Wait to you see what they will charge you, you wont be a happy camper anyway the are talking in going back into lock down again on the Spanish news last week.


----------



## myvanwy (Aug 16, 2020)

We also have a booking on the shuttle for 1st Sept. On our way down to Andalucia. Is the pending lockdown is Spain a local thing Ken? Where did your hear about it?


----------



## John H (Aug 16, 2020)

We are due to cross from Newhaven to Dieppe on 17th September and then make our way down to Spain for the winter but it is looking increasingly likely that we will be celebrating Christmas at home this year! https://www.euroweeklynews.com/2020...-system-closing-borders-with-france-portugal/


----------



## kenspain (Aug 16, 2020)

myvanwy said:


> We also have a booking on the shuttle for 1st Sept. On our way down to Andalucia. Is the pending lockdown is Spain a local thing Ken? Where did your hear about it?

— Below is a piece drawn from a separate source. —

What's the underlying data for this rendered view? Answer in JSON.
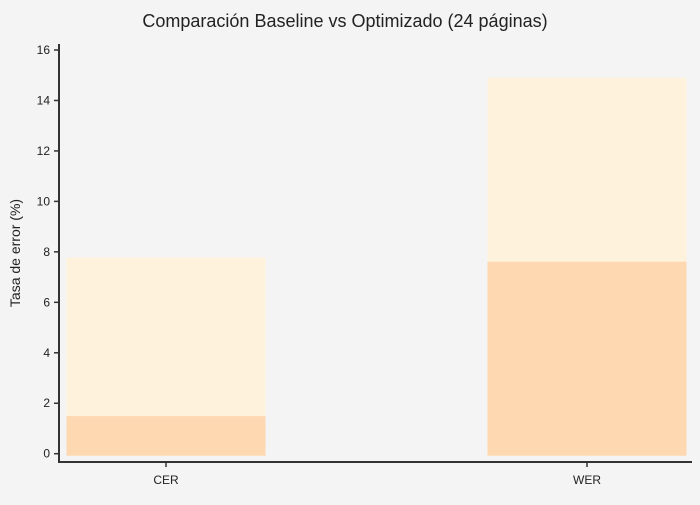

This was on the Spanish news the other night they were talking about all of Spain going on lock down because they say the number of cases of the vires is going up.


----------



## myvanwy (Aug 16, 2020)

Thanks Ken. Ill keep my eye on this. We have a place on the Alti Plano. Quite isolated.


----------



## BGT180 (Aug 19, 2020)

Haven’t seen any official reciprocal action regarding quarantine from France yet. Intend leaving MH in Spain and flying back , returning in January. As it stands will be at Folkestone on 1st Sept hoping no lockdown in Spain


----------